Hayworth has long been a master of the quick sound bite and pithy quote.

“This new legislation is like handing a book of matches and a can of gasoline to a pyromaniac,” he said at a recent debate, referring to the financial overhaul President Barack Obama signed this week.

It’s a skill he’s been honing since a lackluster performance at right tackle ended his collegiate football career at North Carolina State and sent him to the broadcaster’s chair.

After bouncing between television stations in Cincinnati and the Carolinas, he landed a sportscasting gig in Phoenix in 1987.

Thanks to TV, Hayworth was already well-known in much of Arizona when he gave up the teleprompter and rode a Republican wave into the U.S. House in 1994, roundly defeating freshman Democrat Karan English as Republicans captured the House after 40 years of Democratic control.

Hayworth speaks with a booming voice — think of the classic sportscaster.

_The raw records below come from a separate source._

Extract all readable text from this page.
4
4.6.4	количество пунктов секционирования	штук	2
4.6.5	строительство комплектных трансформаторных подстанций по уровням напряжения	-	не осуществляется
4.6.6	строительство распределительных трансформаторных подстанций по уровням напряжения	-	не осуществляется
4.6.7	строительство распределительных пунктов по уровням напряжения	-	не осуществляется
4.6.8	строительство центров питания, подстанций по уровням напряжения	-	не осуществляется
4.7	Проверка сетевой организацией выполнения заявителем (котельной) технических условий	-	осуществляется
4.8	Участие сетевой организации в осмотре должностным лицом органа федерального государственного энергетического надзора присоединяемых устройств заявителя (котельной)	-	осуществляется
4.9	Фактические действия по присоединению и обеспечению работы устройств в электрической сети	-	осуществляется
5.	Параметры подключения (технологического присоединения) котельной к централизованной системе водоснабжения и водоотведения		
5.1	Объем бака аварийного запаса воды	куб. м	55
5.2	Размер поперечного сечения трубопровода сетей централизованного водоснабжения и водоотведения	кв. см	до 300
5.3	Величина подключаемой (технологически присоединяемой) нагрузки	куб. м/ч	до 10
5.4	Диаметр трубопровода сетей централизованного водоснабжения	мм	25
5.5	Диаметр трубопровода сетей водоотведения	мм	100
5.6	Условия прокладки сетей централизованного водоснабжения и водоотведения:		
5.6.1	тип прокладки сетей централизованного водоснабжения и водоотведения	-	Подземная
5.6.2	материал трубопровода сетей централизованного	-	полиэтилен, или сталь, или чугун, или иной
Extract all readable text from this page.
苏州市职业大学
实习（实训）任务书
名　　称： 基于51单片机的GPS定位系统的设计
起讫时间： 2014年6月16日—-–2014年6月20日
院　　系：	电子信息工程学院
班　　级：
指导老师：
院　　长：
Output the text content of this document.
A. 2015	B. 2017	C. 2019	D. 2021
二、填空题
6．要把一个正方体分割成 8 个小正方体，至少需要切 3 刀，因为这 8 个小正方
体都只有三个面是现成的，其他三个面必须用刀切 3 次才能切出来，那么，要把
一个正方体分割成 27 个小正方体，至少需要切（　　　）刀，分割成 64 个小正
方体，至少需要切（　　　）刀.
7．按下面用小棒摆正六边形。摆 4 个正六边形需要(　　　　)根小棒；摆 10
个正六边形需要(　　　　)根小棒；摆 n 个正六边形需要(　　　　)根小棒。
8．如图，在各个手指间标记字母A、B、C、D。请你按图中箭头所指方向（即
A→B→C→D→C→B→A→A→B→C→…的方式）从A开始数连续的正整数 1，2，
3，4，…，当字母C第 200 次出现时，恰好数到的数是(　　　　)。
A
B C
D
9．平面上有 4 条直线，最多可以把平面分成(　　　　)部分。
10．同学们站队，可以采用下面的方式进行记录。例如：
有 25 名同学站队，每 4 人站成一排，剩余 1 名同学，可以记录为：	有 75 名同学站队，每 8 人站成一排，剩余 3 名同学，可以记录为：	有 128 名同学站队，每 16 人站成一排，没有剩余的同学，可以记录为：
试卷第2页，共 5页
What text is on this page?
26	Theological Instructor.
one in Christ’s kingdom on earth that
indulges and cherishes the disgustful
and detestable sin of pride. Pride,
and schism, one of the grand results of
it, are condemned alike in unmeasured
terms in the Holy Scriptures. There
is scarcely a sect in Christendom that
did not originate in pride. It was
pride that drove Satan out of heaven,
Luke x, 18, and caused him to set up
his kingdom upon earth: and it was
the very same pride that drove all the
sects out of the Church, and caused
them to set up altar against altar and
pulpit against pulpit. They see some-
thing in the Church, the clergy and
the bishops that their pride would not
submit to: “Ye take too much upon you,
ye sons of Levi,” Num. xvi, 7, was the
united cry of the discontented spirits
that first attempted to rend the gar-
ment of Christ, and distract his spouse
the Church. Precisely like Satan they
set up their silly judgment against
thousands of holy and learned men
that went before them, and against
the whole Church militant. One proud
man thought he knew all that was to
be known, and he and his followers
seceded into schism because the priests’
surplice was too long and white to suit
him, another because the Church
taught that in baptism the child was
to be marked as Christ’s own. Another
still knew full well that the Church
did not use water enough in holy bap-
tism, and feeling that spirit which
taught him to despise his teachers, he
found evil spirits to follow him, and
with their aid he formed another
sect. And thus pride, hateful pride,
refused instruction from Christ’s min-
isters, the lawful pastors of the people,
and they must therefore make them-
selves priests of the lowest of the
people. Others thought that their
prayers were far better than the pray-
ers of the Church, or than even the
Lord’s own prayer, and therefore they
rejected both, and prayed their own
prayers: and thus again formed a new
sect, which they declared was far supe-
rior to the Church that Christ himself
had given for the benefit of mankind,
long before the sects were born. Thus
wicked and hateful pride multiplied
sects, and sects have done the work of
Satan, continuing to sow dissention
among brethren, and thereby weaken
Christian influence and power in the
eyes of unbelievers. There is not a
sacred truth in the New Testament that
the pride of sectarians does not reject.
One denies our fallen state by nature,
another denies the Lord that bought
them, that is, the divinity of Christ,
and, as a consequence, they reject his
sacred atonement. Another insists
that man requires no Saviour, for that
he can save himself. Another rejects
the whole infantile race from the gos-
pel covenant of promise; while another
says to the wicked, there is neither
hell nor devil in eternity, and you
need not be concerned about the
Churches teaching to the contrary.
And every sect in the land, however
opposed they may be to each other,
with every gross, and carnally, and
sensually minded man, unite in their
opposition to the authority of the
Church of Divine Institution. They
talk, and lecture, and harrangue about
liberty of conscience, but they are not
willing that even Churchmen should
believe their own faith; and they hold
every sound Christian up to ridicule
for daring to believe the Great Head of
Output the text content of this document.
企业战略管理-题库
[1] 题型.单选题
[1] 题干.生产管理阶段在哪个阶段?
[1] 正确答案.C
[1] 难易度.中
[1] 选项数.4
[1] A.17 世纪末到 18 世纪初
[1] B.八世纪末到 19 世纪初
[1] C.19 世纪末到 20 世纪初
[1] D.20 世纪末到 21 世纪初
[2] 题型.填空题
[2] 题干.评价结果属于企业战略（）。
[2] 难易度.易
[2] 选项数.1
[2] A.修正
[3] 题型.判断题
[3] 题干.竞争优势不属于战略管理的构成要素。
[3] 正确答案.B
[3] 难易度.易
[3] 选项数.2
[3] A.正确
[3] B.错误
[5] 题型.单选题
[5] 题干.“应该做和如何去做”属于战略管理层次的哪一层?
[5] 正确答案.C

When he’s on a roll, the words flow rapidly and his voice can rise to near a scream.

“He was always a bit blustery, obviously outspoken, fairly loud, famous for his one-liner quips,” said former Rep. Jim Kolbe, R-Ariz., who served with Hayworth in the House and is supporting McCain. “But I don’t think he was an effective legislator.”

He didn’t seem to understand the art of reaching across the aisle to build coalitions in support of a bill, Kolbe said.

His asset was his mouth. Hayworth was a prolific spokesman for the GOP message and a reliable vote for the party. As for legislation, he highlights a bill he sponsored allowing the U.S. Forest Service to give up land for rural schools. He also pushed through measures promoting Indian rights and solar tax credits, and he brought millions home for local projects.

Hayworth was a member of the powerful Ways and Means committee and helped write two massive tax cuts under President George W. Bush, which were conservative priorities. But he also supported a Medicare prescription drug benefit — a leadership goal that was unpopular with fiscal conservatives.

He’s run afoul of some conservatives for his defense of earmarks — special federal funding requests for home-state projects. Fiscal hawks say they promote corruption. Hayworth says they take spending authority out of the hands of unelected bureaucrats, and he vows to continue supporting worthy projects.

Hayworth has built his challenge to McCain around his conservative position on illegal immigration, which became his signature issue during his final years in office.

But for all the immigration rhetoric, Hayworth is relatively new to the issue. He talked little about it in the 1990s and even supported a guest-worker program, which he now vehemently opposes.

Hayworth says he began to change his mind after the 9/11 attacks and when he began hearing from airline crews that illegal immigrants were flying freely across country.

“There are national security threats that should be apparent,” he says.

For half of his congressional career, Hayworth represented seven American Indian reservations, and he worked hard to push their priorities even after most of them were carved out of his district following the 2000 Census.

He ran into some trouble for it.

Hayworth received more than $150,000 from Indian tribes once represented by disgraced lobbyist Jack Abramoff, who pleaded guilty in a 2006 public corruption investigation.

Running for a seventh term, Hayworth lost his seat to Democrat Harry Mitchell that year after a nasty and expensive battle. His connections to Abramoff were a liability. And when The Arizona Republic called him a “bully” and an “angry demagogue,” the labels stuck.

Physically, the 6-foot-4 Hayworth is a fraction of the heavyset television personality Arizona voters sent to Congress 16 years ago. Faced with potential health problems, he lost 100 pounds with stomach surgery in 2003 — an operation that dramatically shrunk his gut, thinned his face and left him almost unrecognizable to some.

Hayworth insists he’s not an angry guy, or a bully, but rather a deeply passionate politician prone to letting his emotions get away from him.

“With a guy like me, people mistake passion for fury,” he says.